We utilized gene expression data from the Allen Human Brain Atlas (AHBA86,87) available via the BrainScope88 web visualizer. Gene expression within the BrainScope visualizer is displayed as red for upregulation and blue for downregulation. Brain regions are displayed on three coronal slices that allows clear visualization of subcortical and cortical regions. Results would allow visualization of putative gene expression networks that might be subserved within each meta-locus. Brain regions with annotated gene expression from BrainScope are displayed in Supplementary Figs. 1014. Neurodevelopmental gene sets that constitute 6 or more meta-loci were selected for BrainScope/AHBA visualizations.

Driver gene annotations

Finally, driver genes were annotated with GWAS catalog information and Druggability tier information for the reader’s reference.

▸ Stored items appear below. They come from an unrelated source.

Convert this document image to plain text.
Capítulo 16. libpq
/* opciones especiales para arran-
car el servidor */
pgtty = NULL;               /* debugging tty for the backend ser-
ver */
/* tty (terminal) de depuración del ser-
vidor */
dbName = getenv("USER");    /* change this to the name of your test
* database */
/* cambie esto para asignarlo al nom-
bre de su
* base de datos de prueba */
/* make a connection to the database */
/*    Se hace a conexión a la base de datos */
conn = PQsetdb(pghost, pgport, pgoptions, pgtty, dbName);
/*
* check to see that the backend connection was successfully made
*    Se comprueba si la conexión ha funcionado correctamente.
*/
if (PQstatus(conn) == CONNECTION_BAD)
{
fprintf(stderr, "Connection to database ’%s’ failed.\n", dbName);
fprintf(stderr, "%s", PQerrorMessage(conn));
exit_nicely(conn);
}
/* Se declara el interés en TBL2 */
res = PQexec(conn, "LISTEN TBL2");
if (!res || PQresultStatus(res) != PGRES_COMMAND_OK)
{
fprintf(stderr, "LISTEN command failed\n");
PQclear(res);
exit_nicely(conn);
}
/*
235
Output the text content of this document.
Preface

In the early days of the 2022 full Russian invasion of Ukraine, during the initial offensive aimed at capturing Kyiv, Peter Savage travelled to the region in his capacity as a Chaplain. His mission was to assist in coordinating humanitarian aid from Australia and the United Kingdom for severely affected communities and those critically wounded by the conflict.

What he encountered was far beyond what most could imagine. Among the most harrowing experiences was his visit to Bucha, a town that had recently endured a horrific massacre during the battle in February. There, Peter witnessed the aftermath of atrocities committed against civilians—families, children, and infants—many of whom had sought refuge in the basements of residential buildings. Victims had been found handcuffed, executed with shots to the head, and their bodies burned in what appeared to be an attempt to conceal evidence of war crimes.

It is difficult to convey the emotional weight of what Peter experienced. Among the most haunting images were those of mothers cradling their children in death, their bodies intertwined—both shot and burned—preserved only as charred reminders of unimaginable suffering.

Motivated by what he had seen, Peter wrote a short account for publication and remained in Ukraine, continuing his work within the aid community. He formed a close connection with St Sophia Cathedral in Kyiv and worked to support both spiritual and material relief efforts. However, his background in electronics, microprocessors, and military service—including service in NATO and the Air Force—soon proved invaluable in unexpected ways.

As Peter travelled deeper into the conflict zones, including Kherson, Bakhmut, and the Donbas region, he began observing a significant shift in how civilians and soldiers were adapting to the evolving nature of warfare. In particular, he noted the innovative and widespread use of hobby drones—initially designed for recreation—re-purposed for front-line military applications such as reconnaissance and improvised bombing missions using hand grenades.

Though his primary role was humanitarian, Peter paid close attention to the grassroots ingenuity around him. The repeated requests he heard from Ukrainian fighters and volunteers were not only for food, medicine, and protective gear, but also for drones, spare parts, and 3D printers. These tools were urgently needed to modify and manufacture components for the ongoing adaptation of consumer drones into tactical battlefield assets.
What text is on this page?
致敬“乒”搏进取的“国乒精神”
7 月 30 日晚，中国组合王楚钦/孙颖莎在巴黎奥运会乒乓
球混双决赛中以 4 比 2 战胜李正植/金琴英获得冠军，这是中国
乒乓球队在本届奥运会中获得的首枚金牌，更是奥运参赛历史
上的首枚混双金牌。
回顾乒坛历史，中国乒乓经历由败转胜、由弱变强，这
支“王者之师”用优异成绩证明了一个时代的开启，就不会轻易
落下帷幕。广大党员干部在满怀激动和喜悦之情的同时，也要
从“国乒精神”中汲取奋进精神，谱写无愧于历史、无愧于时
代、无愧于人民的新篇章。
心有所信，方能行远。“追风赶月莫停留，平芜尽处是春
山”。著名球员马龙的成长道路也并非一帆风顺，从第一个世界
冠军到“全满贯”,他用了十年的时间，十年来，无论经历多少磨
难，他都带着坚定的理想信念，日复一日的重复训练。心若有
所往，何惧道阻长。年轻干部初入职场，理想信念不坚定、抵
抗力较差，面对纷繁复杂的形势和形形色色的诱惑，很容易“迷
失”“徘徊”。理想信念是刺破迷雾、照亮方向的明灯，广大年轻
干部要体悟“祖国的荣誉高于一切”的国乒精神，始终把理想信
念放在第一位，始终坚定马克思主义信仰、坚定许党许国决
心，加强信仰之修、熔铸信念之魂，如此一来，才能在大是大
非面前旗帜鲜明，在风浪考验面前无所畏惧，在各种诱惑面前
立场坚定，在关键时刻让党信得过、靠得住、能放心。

GWAS catalog (r2022-03-23) was downloaded on March 23, 2022. Druggability tier information is based on Finan et al. (2017)38.

Software utilized

(1) GWAS Summary statistics quality control: SumstatsQC v0.1 (https://github.com/maxzylam/SumstatsQC). (2) Global Genetic Correlations: GenomicSEM version 0.0.2 (https://github.com/GenomicSEM/GenomicSEM); (3) k-Medoid clustering and Principal Components Analysis: FactoMineR and FactoExtra R packages (version 1.07.999, Le et al., 2008); fpc R package (version 2.2-9). (4) GWAS-by-Subtraction: GenomicSEM version 0.0.2 (https://github.com/GenomicSEM/GenomicSEM). (5) Local Genetic Correlations: ρ-HESS version 0.5.4 (https://huwenboshi.github.io/hess/local_rhog/); Wrapper script for p-HESS (https://github.com/maxzylam/rho-HESS-wrapper). (6) UMAP/Density-Based Scan: uwot package (version 0.1.10); dbscan package (version 1.1.5) (7) Transcriptome Wide Analysis: MAGMA Gene-Based Genome-Wide Analysis; MAGMA v1.08 (https://ctg.cncr.nl/software/magma); PoPs Gene Polygenic Priority Score-PoPs v0.1 (https://github.com/FinucaneLab/pops); Summary Statistics Mendelian Randomization/HEIDI-SMR/HEIDI version 1.03 (https://cnsgenomics.com/software/smr/#Download); Summary statistics PrediXcan TWAS-SPrediXcan (Oct 16, 2020 version) (https://github.com/hakyimlab/MetaXcan); FOCUS transcriptomic finemapping-FOCUS (Aug 21, 2020 version) (https://github.com/bogdanlab/focus). (7) Gene-Set Analysis: FUMA::GENE2FUNC-FUMA v1.36a https://fuma.ctglab.nl/; WebGestalt-Version 2019 http://www.webgestalt.org/; Gene-Set Enrichment-GSEA 4.10 (https://www.gsea-msigdb.org/gsea/index.jsp); (8) Spatial-Temporal Gene Expression: BrainSpan-RNA-Seq Gencode v10 summarized to genes database https://www.brainspan.org/static/download.html; Linear Mixed Model analysis for BrainSpan Data-lmerTest package (version 3.1.3) (9) General biostatistics/data wrangling: R-statistics version 3.6.3 (10) Allen Human Brain Atlas visualizations: BrainScope https://brainscope.lumc.nl/brainscope.

Reporting summary

Further information on research design is available in the Nature Research Reporting Summary linked to this article.